Meta has also invested $5m in media literacy initiatives ahead of the midterms, including fact-checking services on WhatsApp after the app was identified as a large source of misinformation in 2020.

YouTube says it applies its misinformation policies globally, “and we apply them consistently regardless of the language”, according to spokesperson Elena Hernandez.

YouTube also employs humans to assist its artificial intelligence-led moderation system, with more than 20,000 people around the world working to review and remove content that violates its policies, including Spanish-speaking employees, Hernandez said. She declined to share how many employees are able to moderate non-English languages.

Twitter is working with organizations such as National Association of Latino Elected and Appointed Officials and Mi Familia Vota to promote voter registration, a spokesman said, in addition to misinformation efforts in English and Spanish. It is also working with Spanish Language Disinformation Coalition to inform its policies on misinformation ahead of midterms.

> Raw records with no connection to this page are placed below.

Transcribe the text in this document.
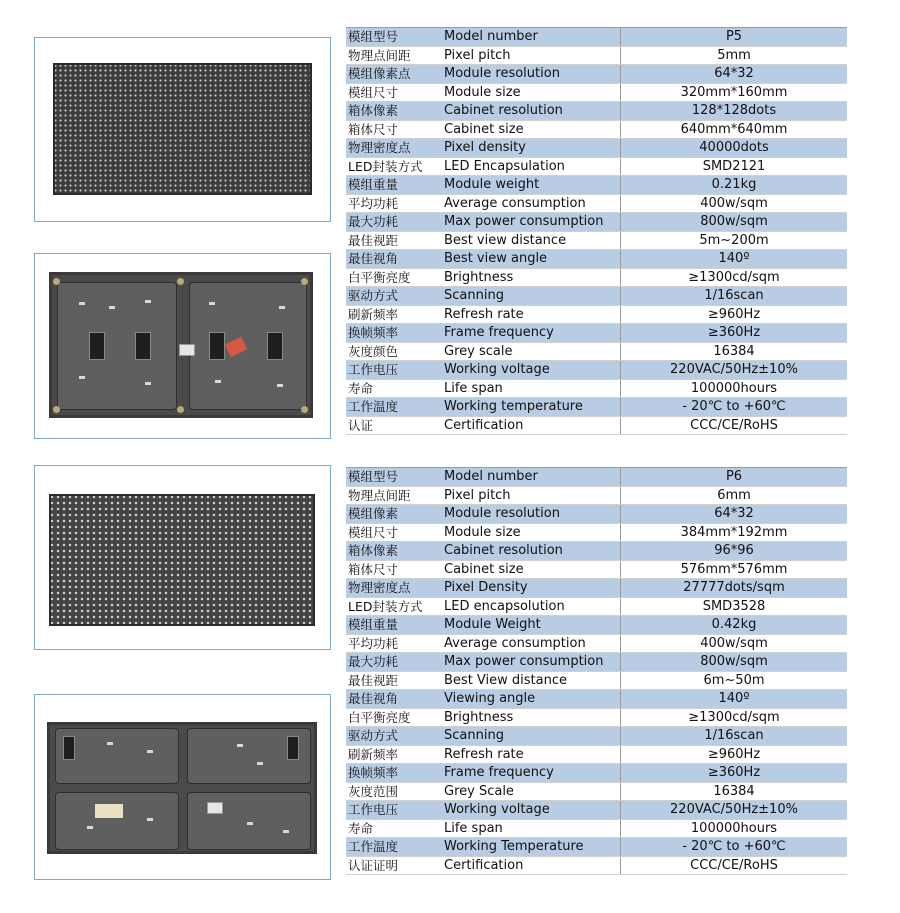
模组型号	Model number	P5
物理点间距	Pixel pitch	5mm
模组像素点	Module resolution	64*32
模组尺寸	Module size	320mm*160mm
箱体像素	Cabinet resolution	128*128dots
箱体尺寸	Cabinet size	640mm*640mm
物理密度点	Pixel density	40000dots
LED封装方式	LED Encapsulation	SMD2121
模组重量	Module weight	0.21kg
平均功耗	Average consumption	400w/sqm
最大功耗	Max power consumption	800w/sqm
最佳视距	Best view distance	5m~200m
最佳视角	Best view angle	140º
白平衡亮度	Brightness	≥1300cd/sqm
驱动方式	Scanning	1/16scan
刷新频率	Refresh rate	≥960Hz
换帧频率	Frame frequency	≥360Hz
灰度颜色	Grey scale	16384
工作电压	Working voltage	220VAC/50Hz±10%
寿命	Life span	100000hours
工作温度	Working temperature	- 20℃ to +60℃
认证	Certification	CCC/CE/RoHS
模组型号	Model number	P6
物理点间距	Pixel pitch	6mm
模组像素	Module resolution	64*32
模组尺寸	Module size	384mm*192mm
箱体像素	Cabinet resolution	96*96
箱体尺寸	Cabinet size	576mm*576mm
物理密度点	Pixel Density	27777dots/sqm
LED封装方式	LED encapsolution	SMD3528
模组重量	Module Weight	0.42kg
平均功耗	Average consumption	400w/sqm
最大功耗	Max power consumption	800w/sqm
最佳视距	Best View distance	6m~50m
最佳视角	Viewing angle	140º
白平衡亮度	Brightness	≥1300cd/sqm
驱动方式	Scanning	1/16scan
刷新频率	Refresh rate	≥960Hz
换帧频率	Frame frequency	≥360Hz
灰度范围	Grey Scale	16384
工作电压	Working voltage	220VAC/50Hz±10%
寿命	Life span	100000hours
工作温度	Working Temperature	- 20℃ to +60℃
认证证明	Certification	CCC/CE/RoHS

“Our goal is to preserve space for robust debate while ensuring people have the context and control they need to make informed decisions about the content and accounts they see and engage with on Twitter,” said Twitter spokesperson Lauren Alexander.

Twitter declined to share how many human moderators it employs, or how many of them speak Spanish.

Meanwhile, TikTok has launched an election center in more than 45 languages to flag inaccurate content and connect users to authoritative information, said Ben Rathe, a TikTok spokesperson.

“We take our responsibility to protect the integrity of our platform and elections with utmost seriousness,” he said. He declined to share how many human moderators the company employs.

  • This story was amended on 6 October 2022 to correct that Mariana Ruiz Firmat works with Kairos, not Color of Change.